Assim, um armazenista em Valença recebe sabão e pede a competente licença ou guia ao grémio para o trânsito dessa mercadoria para Coura. O grémio passa essa guia, mas o presidente da Câmara não sabe de nada e, como nada sabe, nada pode comunicar ao presidente da Câmara de Coura. E então sucede ou pode suceder que o sabão marcha a coberto dessa guia e em termos de poder fugir às leis, escalar a fronteira e emigrar por contrabando.

Estas mercadorias deviam ser todas consignadas às câmaras, passando estas as respectivas guias de trânsito, porque então, só as mesmas mercadorias não aparecessem, dar-se-ia logo por isso, pula respectiva falta e complementar fraude.

Mas, se houve exageros de preço em relação ao bacalhau, houve também exageros para menos quanto ao azeite e às gorduras, o que deu origem a que estes produtos tivessem desaparecido dos concelhos de Melgaço e Monção, estando iminente o seu desaparecimento no concelho de Valença.
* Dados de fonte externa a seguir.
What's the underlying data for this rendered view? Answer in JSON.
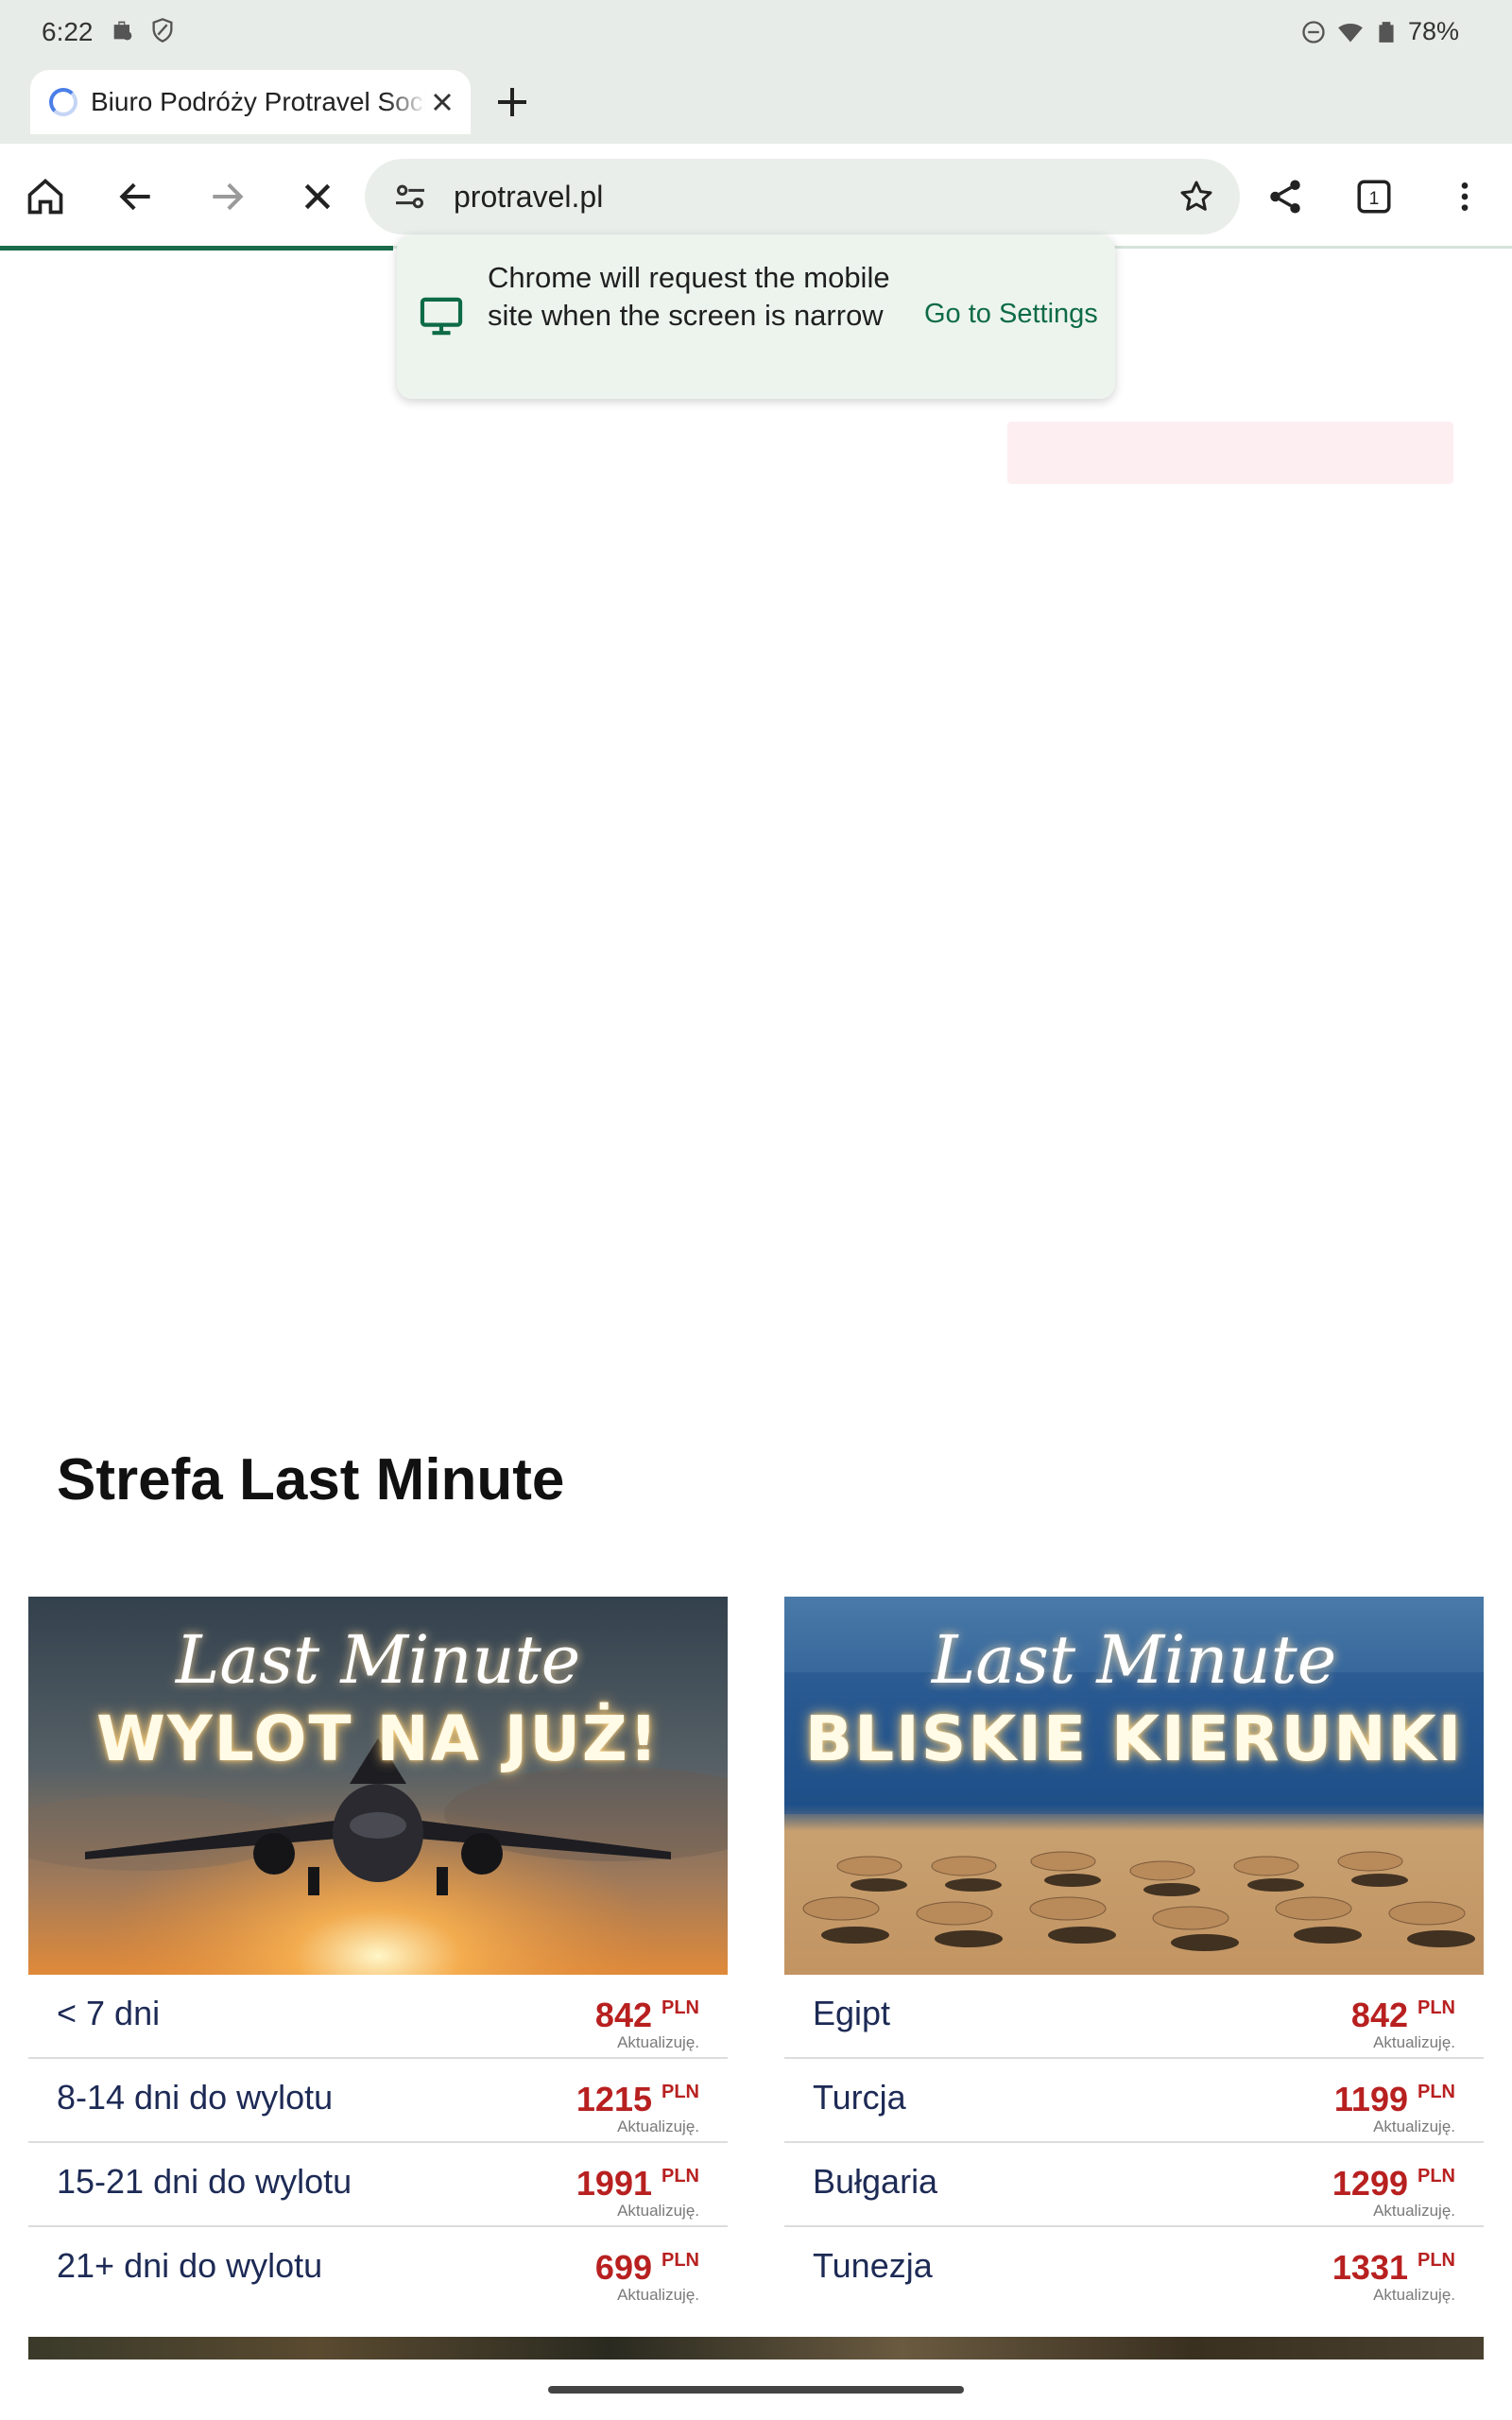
{
  "status_bar": {
    "time": "6:22",
    "battery": "78%"
  },
  "tab": {
    "title": "Biuro Podróży Protravel Sochaczew"
  },
  "toolbar": {
    "url": "protravel.pl"
  },
  "popup": {
    "message": "Chrome will request the mobile site when the screen is narrow",
    "link": "Go to Settings"
  },
  "section": {
    "title": "Strefa Last Minute"
  },
  "cards": [
    {
      "script": "Last Minute",
      "headline": "WYLOT NA JUŻ!",
      "rows": [
        {
          "label": "< 7 dni",
          "price": "842",
          "currency": "PLN",
          "sub": "Aktualizuję."
        },
        {
          "label": "8-14 dni do wylotu",
          "price": "1215",
          "currency": "PLN",
          "sub": "Aktualizuję."
        },
        {
          "label": "15-21 dni do wylotu",
          "price": "1991",
          "currency": "PLN",
          "sub": "Aktualizuję."
        },
        {
          "label": "21+ dni do wylotu",
          "price": "699",
          "currency": "PLN",
          "sub": "Aktualizuję."
        }
      ]
    },
    {
      "script": "Last Minute",
      "headline": "BLISKIE KIERUNKI",
      "rows": [
        {
          "label": "Egipt",
          "price": "842",
          "currency": "PLN",
          "sub": "Aktualizuję."
        },
        {
          "label": "Turcja",
          "price": "1199",
          "currency": "PLN",
          "sub": "Aktualizuję."
        },
        {
          "label": "Bułgaria",
          "price": "1299",
          "currency": "PLN",
          "sub": "Aktualizuję."
        },
        {
          "label": "Tunezja",
          "price": "1331",
          "currency": "PLN",
          "sub": "Aktualizuję."
        }
      ]
    }
  ],
  "colors": {
    "accent_green": "#0d6b45",
    "price_red": "#b82020",
    "label_navy": "#1d2a55"
  }
}
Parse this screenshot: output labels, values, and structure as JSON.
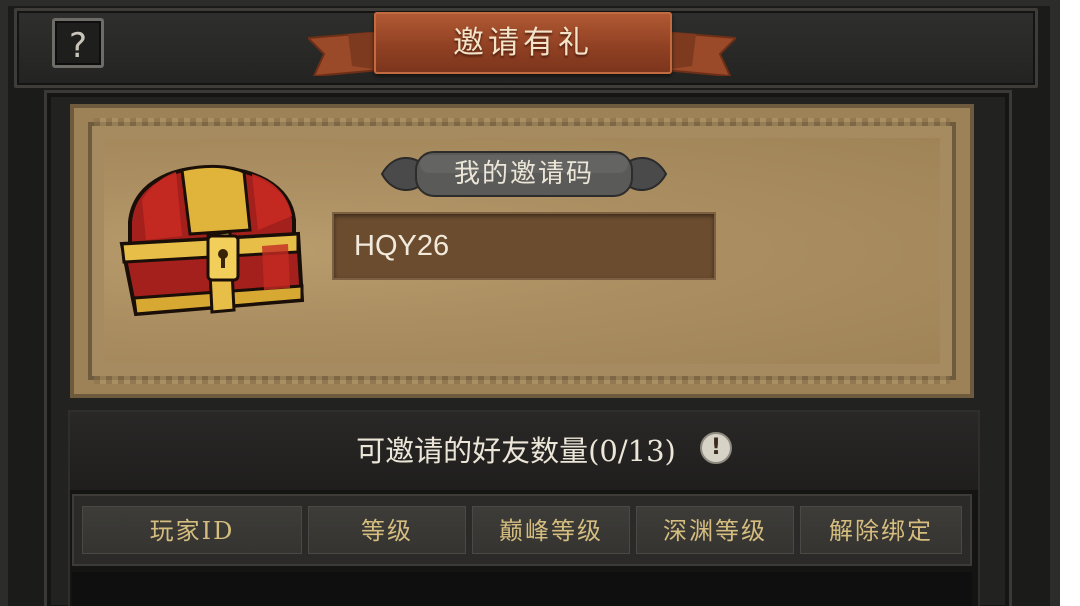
{
  "header": {
    "title": "邀请有礼",
    "help_label": "?",
    "help_icon": "question-mark-icon"
  },
  "invite": {
    "code_label": "我的邀请码",
    "code_value": "HQY26",
    "chest_icon": "treasure-chest-icon"
  },
  "friends": {
    "title": "可邀请的好友数量(0/13)",
    "info_icon_glyph": "!",
    "info_icon": "info-icon"
  },
  "table": {
    "columns": [
      "玩家ID",
      "等级",
      "巅峰等级",
      "深渊等级",
      "解除绑定"
    ]
  },
  "colors": {
    "banner": "#9a4726",
    "parchment": "#ab8f62",
    "code_field": "#6b4c2f",
    "column_text": "#d4bd7e"
  }
}
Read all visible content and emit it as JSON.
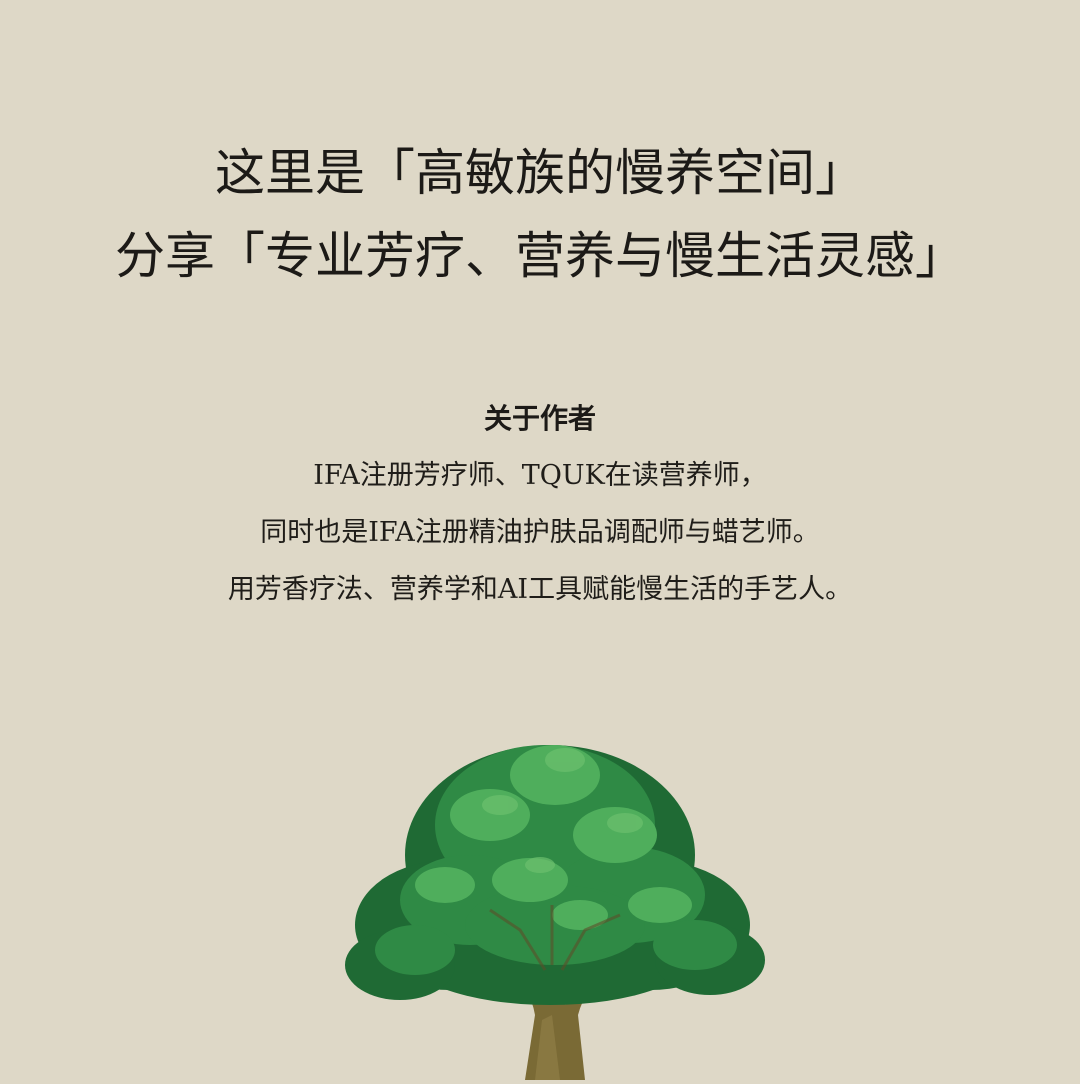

Este caso começou por ser um vício de organização e passou depois a ser um vício do próprio maquinismo.

O fornecedor vende, por exemplo, o azeite pelo preço da tabela, mas dá êste preço só no papel e não efectivamente conforme o custo real do produto. O retalhista tem de vender mais caro, porque não pode estar a beneficiar o público à sua custa; e, assim, ou fala ao ouvido do cliente, ou então aproveita a circunstância de lhe pagarem a mercadoria mais cara no estrangeiro e passa-a para lá por meio de contrabando.

O resultado é o desaparecimento do azeite, quando a verdade é que seria preferível pagá-lo um pouco mais caro e não o haver.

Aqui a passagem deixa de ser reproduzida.